Seal - Your blind rage taught me that it's wise to always keep my blood pressure in check. Whenever I get frustrated with something I just take a couple deep breaths and say, "Don't be Seal. Don't be Seal.". Also, I realized that all Kentucky inbreds aren't complete weirdos the night I blacked out with you at that random bar in Dublin after RibFest.
Cakes - The evolution of Cakes and FUCK YOU CAKES were about the only worthwhile things that came from your comments. And you probably won't even read this because you randomly vanished like a fart in the wind.
Lacey - You made me despise Notre Dame more than I ever thought possible. Opened up hate doors I never knew existed after that bitch fest about a perfectly legit offensive PI call.
Jeff - You will go down as my last official COTY nomination. That's something you can and SHOULD put on your resume.
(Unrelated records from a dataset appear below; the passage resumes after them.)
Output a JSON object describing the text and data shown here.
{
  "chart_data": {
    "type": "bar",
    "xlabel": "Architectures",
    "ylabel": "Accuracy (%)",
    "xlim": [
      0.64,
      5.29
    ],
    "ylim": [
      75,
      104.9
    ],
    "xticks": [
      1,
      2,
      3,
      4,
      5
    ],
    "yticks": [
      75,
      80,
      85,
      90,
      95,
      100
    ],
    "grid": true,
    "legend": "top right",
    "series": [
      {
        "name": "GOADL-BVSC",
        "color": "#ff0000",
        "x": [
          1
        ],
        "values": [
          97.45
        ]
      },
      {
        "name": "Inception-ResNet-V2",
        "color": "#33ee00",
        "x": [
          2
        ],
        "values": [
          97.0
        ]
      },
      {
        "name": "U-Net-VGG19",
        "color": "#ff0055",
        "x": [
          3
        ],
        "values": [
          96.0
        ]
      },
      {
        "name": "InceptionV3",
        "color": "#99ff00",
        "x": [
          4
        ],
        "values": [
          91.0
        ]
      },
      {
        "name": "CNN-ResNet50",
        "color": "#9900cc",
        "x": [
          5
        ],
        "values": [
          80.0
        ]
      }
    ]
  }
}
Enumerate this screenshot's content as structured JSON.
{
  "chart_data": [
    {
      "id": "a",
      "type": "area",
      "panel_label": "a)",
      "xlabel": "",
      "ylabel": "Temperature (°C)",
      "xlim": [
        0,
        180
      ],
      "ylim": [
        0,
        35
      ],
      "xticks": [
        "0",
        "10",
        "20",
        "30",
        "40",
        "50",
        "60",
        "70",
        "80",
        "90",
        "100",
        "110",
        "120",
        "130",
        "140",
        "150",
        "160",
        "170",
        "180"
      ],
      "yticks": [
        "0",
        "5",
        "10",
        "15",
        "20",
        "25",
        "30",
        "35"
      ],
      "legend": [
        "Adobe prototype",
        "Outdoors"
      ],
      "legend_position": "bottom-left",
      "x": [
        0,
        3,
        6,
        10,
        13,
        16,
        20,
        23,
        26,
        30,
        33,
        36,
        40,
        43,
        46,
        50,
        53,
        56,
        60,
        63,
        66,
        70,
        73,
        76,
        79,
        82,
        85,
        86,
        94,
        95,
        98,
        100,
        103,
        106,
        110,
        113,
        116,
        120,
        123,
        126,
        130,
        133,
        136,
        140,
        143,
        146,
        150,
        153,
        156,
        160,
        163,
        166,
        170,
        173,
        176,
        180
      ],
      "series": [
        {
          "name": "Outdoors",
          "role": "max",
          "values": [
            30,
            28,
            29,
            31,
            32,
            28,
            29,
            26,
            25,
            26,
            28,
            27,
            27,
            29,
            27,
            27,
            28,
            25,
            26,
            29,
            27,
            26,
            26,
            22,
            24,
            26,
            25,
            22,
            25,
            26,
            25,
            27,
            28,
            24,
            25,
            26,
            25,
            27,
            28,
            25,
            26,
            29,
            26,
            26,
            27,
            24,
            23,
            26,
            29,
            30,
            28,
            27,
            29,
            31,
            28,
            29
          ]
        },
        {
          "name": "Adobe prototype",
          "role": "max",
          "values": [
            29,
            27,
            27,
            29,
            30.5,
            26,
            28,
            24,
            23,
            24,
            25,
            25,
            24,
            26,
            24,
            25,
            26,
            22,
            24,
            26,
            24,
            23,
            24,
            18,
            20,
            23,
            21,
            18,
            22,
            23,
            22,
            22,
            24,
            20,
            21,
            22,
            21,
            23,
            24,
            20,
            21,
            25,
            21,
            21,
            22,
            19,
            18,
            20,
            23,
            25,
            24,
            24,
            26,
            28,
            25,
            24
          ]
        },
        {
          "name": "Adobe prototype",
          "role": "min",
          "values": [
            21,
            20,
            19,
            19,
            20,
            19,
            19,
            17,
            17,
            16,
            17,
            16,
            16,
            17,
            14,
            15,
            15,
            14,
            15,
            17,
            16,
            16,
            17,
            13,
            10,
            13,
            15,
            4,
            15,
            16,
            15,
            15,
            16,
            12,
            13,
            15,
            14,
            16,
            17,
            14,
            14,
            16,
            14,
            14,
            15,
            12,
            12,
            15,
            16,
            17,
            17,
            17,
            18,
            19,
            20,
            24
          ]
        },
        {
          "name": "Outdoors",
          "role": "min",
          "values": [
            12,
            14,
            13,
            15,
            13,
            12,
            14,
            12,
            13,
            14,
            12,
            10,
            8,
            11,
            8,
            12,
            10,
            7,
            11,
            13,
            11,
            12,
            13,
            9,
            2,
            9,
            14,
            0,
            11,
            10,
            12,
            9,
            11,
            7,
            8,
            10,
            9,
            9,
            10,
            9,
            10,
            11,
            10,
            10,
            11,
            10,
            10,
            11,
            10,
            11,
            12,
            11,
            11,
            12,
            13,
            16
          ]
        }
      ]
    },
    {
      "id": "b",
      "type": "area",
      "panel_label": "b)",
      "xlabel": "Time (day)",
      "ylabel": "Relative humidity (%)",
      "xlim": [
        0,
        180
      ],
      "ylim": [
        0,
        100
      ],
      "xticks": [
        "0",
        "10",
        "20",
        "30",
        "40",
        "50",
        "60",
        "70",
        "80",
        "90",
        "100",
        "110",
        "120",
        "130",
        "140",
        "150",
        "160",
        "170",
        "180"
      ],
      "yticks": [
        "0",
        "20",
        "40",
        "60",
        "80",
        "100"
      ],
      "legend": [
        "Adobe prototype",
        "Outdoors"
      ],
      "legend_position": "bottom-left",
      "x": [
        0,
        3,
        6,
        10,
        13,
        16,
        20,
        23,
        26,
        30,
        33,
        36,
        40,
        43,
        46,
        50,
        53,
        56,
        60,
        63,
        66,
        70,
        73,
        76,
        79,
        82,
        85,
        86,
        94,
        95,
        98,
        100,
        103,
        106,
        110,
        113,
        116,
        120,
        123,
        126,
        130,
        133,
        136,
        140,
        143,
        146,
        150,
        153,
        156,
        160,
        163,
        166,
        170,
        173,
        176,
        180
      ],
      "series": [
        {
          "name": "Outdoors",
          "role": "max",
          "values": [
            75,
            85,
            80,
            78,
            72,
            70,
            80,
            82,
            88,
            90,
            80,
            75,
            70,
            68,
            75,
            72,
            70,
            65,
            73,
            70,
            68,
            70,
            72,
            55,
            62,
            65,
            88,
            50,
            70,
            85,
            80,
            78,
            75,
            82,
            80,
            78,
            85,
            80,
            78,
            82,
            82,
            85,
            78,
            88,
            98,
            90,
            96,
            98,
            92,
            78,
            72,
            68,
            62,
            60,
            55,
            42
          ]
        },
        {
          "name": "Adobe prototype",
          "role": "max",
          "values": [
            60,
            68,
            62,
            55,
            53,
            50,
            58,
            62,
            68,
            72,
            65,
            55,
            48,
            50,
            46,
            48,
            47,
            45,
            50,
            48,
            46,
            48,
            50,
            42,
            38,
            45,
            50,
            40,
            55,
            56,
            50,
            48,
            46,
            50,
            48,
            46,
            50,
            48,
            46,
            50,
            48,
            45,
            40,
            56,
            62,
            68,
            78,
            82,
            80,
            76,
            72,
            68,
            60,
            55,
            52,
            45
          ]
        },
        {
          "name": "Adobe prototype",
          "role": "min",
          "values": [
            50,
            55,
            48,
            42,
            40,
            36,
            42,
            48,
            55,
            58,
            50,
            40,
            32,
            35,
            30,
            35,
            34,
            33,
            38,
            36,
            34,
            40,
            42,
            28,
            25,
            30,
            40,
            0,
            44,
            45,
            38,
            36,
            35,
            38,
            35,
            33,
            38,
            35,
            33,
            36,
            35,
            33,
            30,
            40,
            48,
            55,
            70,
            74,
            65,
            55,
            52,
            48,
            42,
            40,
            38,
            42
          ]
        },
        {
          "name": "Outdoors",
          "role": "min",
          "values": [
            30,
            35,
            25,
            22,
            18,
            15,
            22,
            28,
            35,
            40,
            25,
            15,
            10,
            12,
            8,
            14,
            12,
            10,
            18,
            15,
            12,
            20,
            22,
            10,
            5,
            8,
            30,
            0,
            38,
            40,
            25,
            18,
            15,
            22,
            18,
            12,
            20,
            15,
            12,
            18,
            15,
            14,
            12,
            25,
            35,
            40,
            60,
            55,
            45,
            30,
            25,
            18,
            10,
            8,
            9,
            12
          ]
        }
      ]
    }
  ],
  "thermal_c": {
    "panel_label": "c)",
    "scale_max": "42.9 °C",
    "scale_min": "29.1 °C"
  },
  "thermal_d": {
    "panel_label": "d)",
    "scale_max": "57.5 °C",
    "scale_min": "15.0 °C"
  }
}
Prime - You gave me Chip Kelly interviews. I don't think I need to elaborate. You were also a valuable asset in the longest post in the history of this site. The Music Mock Draft - 90's Edition.
Ide - I will forever regret the day we met. It still haunts me some nights. But #IdeLies will be something I use forever. And paying for ribs from NYC was a pretty baller move even though you bitched out on the zombie run because your pussy had the sniffles.
Grumpy - If not for your misplaced Steeler bravado and betting with your white trash Appalachia heart, RibFest would have never been a thing. When you die in a few months from being 200 years old, I will make sure the tombstone properly represents your greatest life's work. RibFest. And not once did I ever clean the fucking attic.
Ace - You set the bar so incredibly low here with shit like May The Forcier Be With You, it was impossible for me to fail. And where would this website be without your porn post? Almost non existent, IMO.
And finally, G$ - The father of this site and the mind numbing ELITE debate. Born and bred from your wide ginger hips and massive birth canal. You gave me this thankless job 3 years ago for zero dollars. Suck Eli Manning's pecker. It was a great 3 year run and I'm grateful I had the chance to piss people off at an alarming rate. Now go sucker someone else into this terrible job.
So what is my fondest memory of myself, you ask?? ELITE question. After all these years I would say that my fondest memory of myself would be everything. But if I had to narrow it down and pick a Mona Lisa...that would have to be the creation of the BRAHs. That is what I'm most proud of. As far as the void I've left that will, no doubt, be impossible to fill...use today to express interest/apply for the job you'll never do as well as I did. For my final thoughts on my final post at the end of a first ballot Hall of Fame blogging career, I will leave you with my campaign slogan that won this election by a landslide back in 2011. "Gmoney/Iceman 2012. We're gonna titty fuck the world!" You're God damn right we did.